Thankfully, Boston is still good enough to lock down a 3rd or 4th seed in the East, but considering they had the biggest trade exception in NBA history (at $28.5 million), Fournier feels more like a participation trophy than an actual prize.


Winner: Denver Nuggets

Say what you want about the Nuggets’ up and down season thus far, but they’re still only a couple of games out of 2nd place in the West—the exact place they were when they entered the playoffs last season. They’ve missed Jerami Grant, who defected to the Detroit Pistons in the offseason, a lot more than they care to admit. But with the arrival of Aaron Gordon from the Magic (ugh!), in exchange for a grossly overpaid Gary Harris, RJ Hampton, and a 2025 first-round pick, their 20th ranked defense could receive a much-needed jumpstart. And with Michael Porter Jr. coming into his own within the offense, this team seems prized for another lengthy postseason run.


Loser: Toronto Raptors

Every team and their mother was tripping over themselves trying to get a deal done for Kyle Lowry.


Yet for some inexplicable reason, instead of cashing out his 35-year-old ass while his stock was still insanely high, the Raptors instead opted to keep their floor general. Maybe they found it too difficult to find a team willing to match salaries, maybe it was their undying loyalty to the player many regard as the greatest Raptor ever, but now they’re stuck with an All-Star guard who can abandon the team this summer as a free agent.

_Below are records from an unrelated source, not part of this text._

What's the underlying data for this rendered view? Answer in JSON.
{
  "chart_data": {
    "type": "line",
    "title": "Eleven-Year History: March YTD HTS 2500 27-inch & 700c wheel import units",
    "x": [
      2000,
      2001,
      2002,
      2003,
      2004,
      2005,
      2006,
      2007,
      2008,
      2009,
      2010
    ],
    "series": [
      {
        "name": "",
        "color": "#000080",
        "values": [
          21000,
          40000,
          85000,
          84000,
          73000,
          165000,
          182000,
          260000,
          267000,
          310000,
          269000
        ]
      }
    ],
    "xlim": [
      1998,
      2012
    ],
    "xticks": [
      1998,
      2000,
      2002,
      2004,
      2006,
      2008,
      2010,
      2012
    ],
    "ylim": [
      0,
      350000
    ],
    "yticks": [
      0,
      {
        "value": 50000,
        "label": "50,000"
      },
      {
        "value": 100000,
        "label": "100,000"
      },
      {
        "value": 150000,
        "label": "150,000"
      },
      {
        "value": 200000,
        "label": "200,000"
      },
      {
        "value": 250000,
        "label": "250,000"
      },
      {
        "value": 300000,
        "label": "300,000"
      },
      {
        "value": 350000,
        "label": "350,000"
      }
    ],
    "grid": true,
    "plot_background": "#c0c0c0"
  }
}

Or even worse, he might demand a buyout and go sign with the Lakers, 76ers, or Heat for pennies on the dollar this season when the Raptors could’ve gotten something in return had they pulled the trigger on similar deals before the trade deadline.

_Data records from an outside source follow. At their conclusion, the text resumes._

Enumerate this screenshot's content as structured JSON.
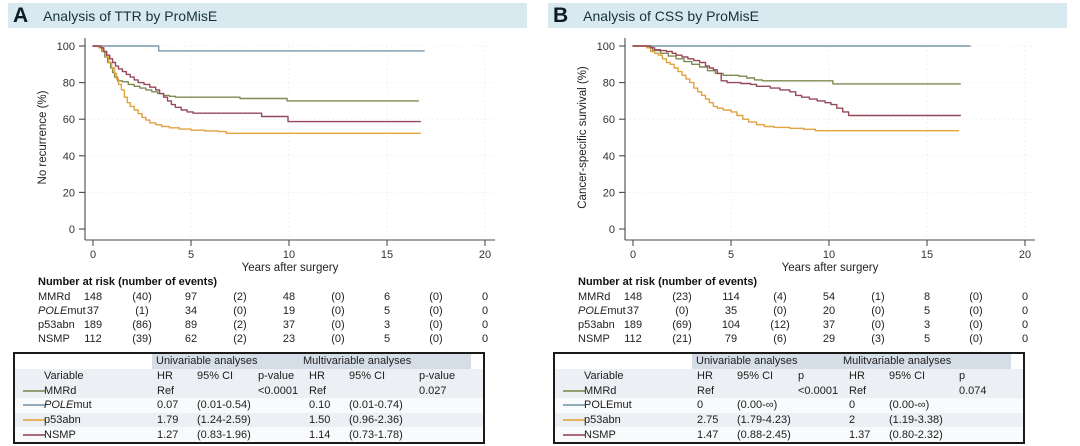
{
  "colors": {
    "header_bar": "#d9e9f0",
    "MMRd": "#7f8a52",
    "POLEmut": "#7b97ab",
    "p53abn": "#e1a23f",
    "NSMP": "#96485b",
    "axis": "#4a4a4a",
    "grid": "#ededed"
  },
  "panels": [
    {
      "letter": "A",
      "title": "Analysis of TTR by ProMisE",
      "risk_header": "Number at risk (number of events)",
      "risk_rows": [
        {
          "key": "MMRd",
          "label": "MMRd",
          "values": [
            "148",
            "(40)",
            "97",
            "(2)",
            "48",
            "(0)",
            "6",
            "(0)",
            "0"
          ]
        },
        {
          "key": "POLEmut",
          "italic_part": "POLE",
          "label": "mut",
          "values": [
            "37",
            "(1)",
            "34",
            "(0)",
            "19",
            "(0)",
            "5",
            "(0)",
            "0"
          ]
        },
        {
          "key": "p53abn",
          "label": "p53abn",
          "values": [
            "189",
            "(86)",
            "89",
            "(2)",
            "37",
            "(0)",
            "3",
            "(0)",
            "0"
          ]
        },
        {
          "key": "NSMP",
          "label": "NSMP",
          "values": [
            "112",
            "(39)",
            "62",
            "(2)",
            "23",
            "(0)",
            "5",
            "(0)",
            "0"
          ]
        }
      ],
      "stats": {
        "group_headers": [
          "Univariable analyses",
          "Multivariable analyses"
        ],
        "col_headers": [
          "Variable",
          "HR",
          "95% CI",
          "p-value",
          "HR",
          "95% CI",
          "p-value"
        ],
        "rows": [
          {
            "key": "MMRd",
            "label": "MMRd",
            "cells": [
              "Ref",
              "",
              "<0.0001",
              "Ref",
              "",
              "0.027"
            ]
          },
          {
            "key": "POLEmut",
            "italic_part": "POLE",
            "label": "mut",
            "cells": [
              "0.07",
              "(0.01-0.54)",
              "",
              "0.10",
              "(0.01-0.74)",
              ""
            ]
          },
          {
            "key": "p53abn",
            "label": "p53abn",
            "cells": [
              "1.79",
              "(1.24-2.59)",
              "",
              "1.50",
              "(0.96-2.36)",
              ""
            ]
          },
          {
            "key": "NSMP",
            "label": "NSMP",
            "cells": [
              "1.27",
              "(0.83-1.96)",
              "",
              "1.14",
              "(0.73-1.78)",
              ""
            ]
          }
        ]
      }
    },
    {
      "letter": "B",
      "title": "Analysis of CSS by ProMisE",
      "risk_header": "Number at risk (number of events)",
      "risk_rows": [
        {
          "key": "MMRd",
          "label": "MMRd",
          "values": [
            "148",
            "(23)",
            "114",
            "(4)",
            "54",
            "(1)",
            "8",
            "(0)",
            "0"
          ]
        },
        {
          "key": "POLEmut",
          "italic_part": "POLE",
          "label": "mut",
          "values": [
            "37",
            "(0)",
            "35",
            "(0)",
            "20",
            "(0)",
            "5",
            "(0)",
            "0"
          ]
        },
        {
          "key": "p53abn",
          "label": "p53abn",
          "values": [
            "189",
            "(69)",
            "104",
            "(12)",
            "37",
            "(0)",
            "3",
            "(0)",
            "0"
          ]
        },
        {
          "key": "NSMP",
          "label": "NSMP",
          "values": [
            "112",
            "(21)",
            "79",
            "(6)",
            "29",
            "(3)",
            "5",
            "(0)",
            "0"
          ]
        }
      ],
      "stats": {
        "group_headers": [
          "Univariable analyses",
          "Mulitvariable analyses"
        ],
        "col_headers": [
          "Variable",
          "HR",
          "95% CI",
          "p",
          "HR",
          "95% CI",
          "p"
        ],
        "rows": [
          {
            "key": "MMRd",
            "label": "MMRd",
            "cells": [
              "Ref",
              "",
              "<0.0001",
              "Ref",
              "",
              "0.074"
            ]
          },
          {
            "key": "POLEmut",
            "label": "POLEmut",
            "cells": [
              "0",
              "(0.00-∞)",
              "",
              "0",
              "(0.00-∞)",
              ""
            ]
          },
          {
            "key": "p53abn",
            "label": "p53abn",
            "cells": [
              "2.75",
              "(1.79-4.23)",
              "",
              "2",
              "(1.19-3.38)",
              ""
            ]
          },
          {
            "key": "NSMP",
            "label": "NSMP",
            "cells": [
              "1.47",
              "(0.88-2.45)",
              "",
              "1.37",
              "(0.80-2.32)",
              ""
            ]
          }
        ]
      }
    }
  ],
  "chart_data": [
    {
      "type": "line",
      "title": "Analysis of TTR by ProMisE",
      "xlabel": "Years after surgery",
      "ylabel": "No recurrence (%)",
      "xlim": [
        0,
        20
      ],
      "ylim": [
        0,
        100
      ],
      "x_ticks": [
        0,
        5,
        10,
        15,
        20
      ],
      "y_ticks": [
        0,
        20,
        40,
        60,
        80,
        100
      ],
      "grid": "faint-dotted",
      "legend_position": "table-below",
      "series": [
        {
          "name": "MMRd",
          "color": "#7f8a52",
          "points": [
            [
              0,
              100
            ],
            [
              0.3,
              99
            ],
            [
              0.45,
              97
            ],
            [
              0.6,
              94
            ],
            [
              0.75,
              91
            ],
            [
              0.9,
              88
            ],
            [
              1,
              85.5
            ],
            [
              1.1,
              83
            ],
            [
              1.25,
              81
            ],
            [
              1.5,
              80.5
            ],
            [
              1.8,
              79
            ],
            [
              2.1,
              78
            ],
            [
              2.4,
              77
            ],
            [
              2.7,
              76
            ],
            [
              3,
              75
            ],
            [
              3.3,
              74
            ],
            [
              3.6,
              73
            ],
            [
              3.9,
              72.5
            ],
            [
              4.2,
              72
            ],
            [
              7.4,
              72
            ],
            [
              7.5,
              71.3
            ],
            [
              9.8,
              71.3
            ],
            [
              9.9,
              70
            ],
            [
              16.6,
              70
            ]
          ]
        },
        {
          "name": "POLEmut",
          "color": "#7b97ab",
          "points": [
            [
              0,
              100
            ],
            [
              3.3,
              100
            ],
            [
              3.35,
              97.3
            ],
            [
              16.9,
              97.3
            ]
          ]
        },
        {
          "name": "p53abn",
          "color": "#e1a23f",
          "points": [
            [
              0,
              100
            ],
            [
              0.3,
              99
            ],
            [
              0.5,
              97
            ],
            [
              0.65,
              94
            ],
            [
              0.8,
              91
            ],
            [
              0.95,
              88
            ],
            [
              1.1,
              85
            ],
            [
              1.2,
              82
            ],
            [
              1.3,
              79
            ],
            [
              1.45,
              76
            ],
            [
              1.6,
              72
            ],
            [
              1.75,
              69
            ],
            [
              1.9,
              67
            ],
            [
              2.1,
              65
            ],
            [
              2.3,
              63
            ],
            [
              2.5,
              61
            ],
            [
              2.7,
              59.5
            ],
            [
              2.9,
              58
            ],
            [
              3.2,
              57
            ],
            [
              3.5,
              56
            ],
            [
              3.9,
              55.3
            ],
            [
              4.4,
              54.6
            ],
            [
              5,
              54
            ],
            [
              5.7,
              53.6
            ],
            [
              6.4,
              53.2
            ],
            [
              6.8,
              52.3
            ],
            [
              16.7,
              52.3
            ]
          ]
        },
        {
          "name": "NSMP",
          "color": "#96485b",
          "points": [
            [
              0,
              100
            ],
            [
              0.4,
              99
            ],
            [
              0.55,
              97
            ],
            [
              0.7,
              95
            ],
            [
              0.85,
              93
            ],
            [
              1,
              91
            ],
            [
              1.15,
              89
            ],
            [
              1.3,
              87.5
            ],
            [
              1.5,
              86
            ],
            [
              1.7,
              84.5
            ],
            [
              1.9,
              83
            ],
            [
              2.1,
              81.5
            ],
            [
              2.3,
              80
            ],
            [
              2.6,
              79
            ],
            [
              2.9,
              77.5
            ],
            [
              3.2,
              76
            ],
            [
              3.4,
              74
            ],
            [
              3.6,
              72
            ],
            [
              3.8,
              70
            ],
            [
              4,
              68
            ],
            [
              4.2,
              66.5
            ],
            [
              4.5,
              65
            ],
            [
              4.8,
              64
            ],
            [
              5.1,
              63.3
            ],
            [
              8.5,
              63.3
            ],
            [
              8.6,
              61.5
            ],
            [
              9.8,
              61.5
            ],
            [
              9.95,
              58.7
            ],
            [
              16.7,
              58.7
            ]
          ]
        }
      ]
    },
    {
      "type": "line",
      "title": "Analysis of CSS by ProMisE",
      "xlabel": "Years after surgery",
      "ylabel": "Cancer-specific survival (%)",
      "xlim": [
        0,
        20
      ],
      "ylim": [
        0,
        100
      ],
      "x_ticks": [
        0,
        5,
        10,
        15,
        20
      ],
      "y_ticks": [
        0,
        20,
        40,
        60,
        80,
        100
      ],
      "grid": "faint-dotted",
      "legend_position": "table-below",
      "series": [
        {
          "name": "MMRd",
          "color": "#7f8a52",
          "points": [
            [
              0,
              100
            ],
            [
              0.7,
              99.3
            ],
            [
              1,
              97.5
            ],
            [
              1.4,
              96
            ],
            [
              1.8,
              94.5
            ],
            [
              2.2,
              93
            ],
            [
              2.6,
              91.5
            ],
            [
              3,
              90
            ],
            [
              3.4,
              88.5
            ],
            [
              3.8,
              86.5
            ],
            [
              4.2,
              85
            ],
            [
              4.6,
              84
            ],
            [
              5.4,
              83.5
            ],
            [
              5.8,
              82.5
            ],
            [
              6.2,
              81.5
            ],
            [
              6.6,
              81
            ],
            [
              10.1,
              81
            ],
            [
              10.2,
              79.3
            ],
            [
              16.7,
              79.3
            ]
          ]
        },
        {
          "name": "POLEmut",
          "color": "#7b97ab",
          "points": [
            [
              0,
              100
            ],
            [
              17.2,
              100
            ]
          ]
        },
        {
          "name": "p53abn",
          "color": "#e1a23f",
          "points": [
            [
              0,
              100
            ],
            [
              0.7,
              99
            ],
            [
              0.9,
              97
            ],
            [
              1.1,
              96
            ],
            [
              1.3,
              95
            ],
            [
              1.5,
              93
            ],
            [
              1.7,
              91
            ],
            [
              1.9,
              90
            ],
            [
              2.1,
              88
            ],
            [
              2.3,
              86
            ],
            [
              2.5,
              84
            ],
            [
              2.7,
              82
            ],
            [
              2.9,
              80
            ],
            [
              3.1,
              77
            ],
            [
              3.3,
              75
            ],
            [
              3.5,
              73
            ],
            [
              3.7,
              71
            ],
            [
              3.9,
              69
            ],
            [
              4.1,
              67
            ],
            [
              4.3,
              66
            ],
            [
              4.6,
              65
            ],
            [
              5,
              64
            ],
            [
              5.3,
              62
            ],
            [
              5.6,
              60
            ],
            [
              5.9,
              58.5
            ],
            [
              6.3,
              57
            ],
            [
              6.7,
              56
            ],
            [
              7.2,
              55.5
            ],
            [
              8,
              55
            ],
            [
              8.7,
              54.5
            ],
            [
              9.3,
              53.7
            ],
            [
              16.6,
              53.7
            ]
          ]
        },
        {
          "name": "NSMP",
          "color": "#96485b",
          "points": [
            [
              0,
              100
            ],
            [
              0.9,
              99
            ],
            [
              1.1,
              98
            ],
            [
              1.4,
              97.5
            ],
            [
              1.7,
              97
            ],
            [
              2,
              96
            ],
            [
              2.2,
              95
            ],
            [
              2.5,
              94
            ],
            [
              2.8,
              93
            ],
            [
              3.1,
              92
            ],
            [
              3.4,
              91
            ],
            [
              3.7,
              89
            ],
            [
              3.9,
              88
            ],
            [
              4.1,
              87
            ],
            [
              4.3,
              85
            ],
            [
              4.5,
              81
            ],
            [
              4.8,
              80
            ],
            [
              5.5,
              79.5
            ],
            [
              6,
              79
            ],
            [
              6.3,
              78
            ],
            [
              7,
              77
            ],
            [
              7.5,
              76
            ],
            [
              8,
              75
            ],
            [
              8.3,
              73
            ],
            [
              8.6,
              72
            ],
            [
              9,
              71
            ],
            [
              9.4,
              70
            ],
            [
              9.8,
              69
            ],
            [
              10.1,
              68
            ],
            [
              10.4,
              66
            ],
            [
              10.7,
              64
            ],
            [
              11,
              62
            ],
            [
              16.7,
              62
            ]
          ]
        }
      ]
    }
  ]
}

Masai Ujiri and company definitely took an L on this one.



I had thought you were a Clips fan? Are they your second (or Western Conference) team? Clearly I’m confused.

There was a time many years ago (when I was also about nine-ish) that I thought about giving all my allegiance to the Orlando Magic. My grandfather was supportive, and even bought me some Penny Hardaway shoes that were 100% some sort of knock-off (they weren’t even Nikes but they had a blue star and the number 1 on them so...Penny Hardaway shoes). I know he was relieved though when I came back to the Lakers being my number one team though lol.

Anyways... irrelevant little story time aside, I feel your pain with your team being a loser this trade deadline. The Raptors are my second team, and as much as I wanted them to keep Kyle Lowry and was so, so thrilled when they did, I know it definitely wasn’t good for the team in the long run. But the heart wants what it wants, and that is why we stay being fans of teams who just continually fuck up.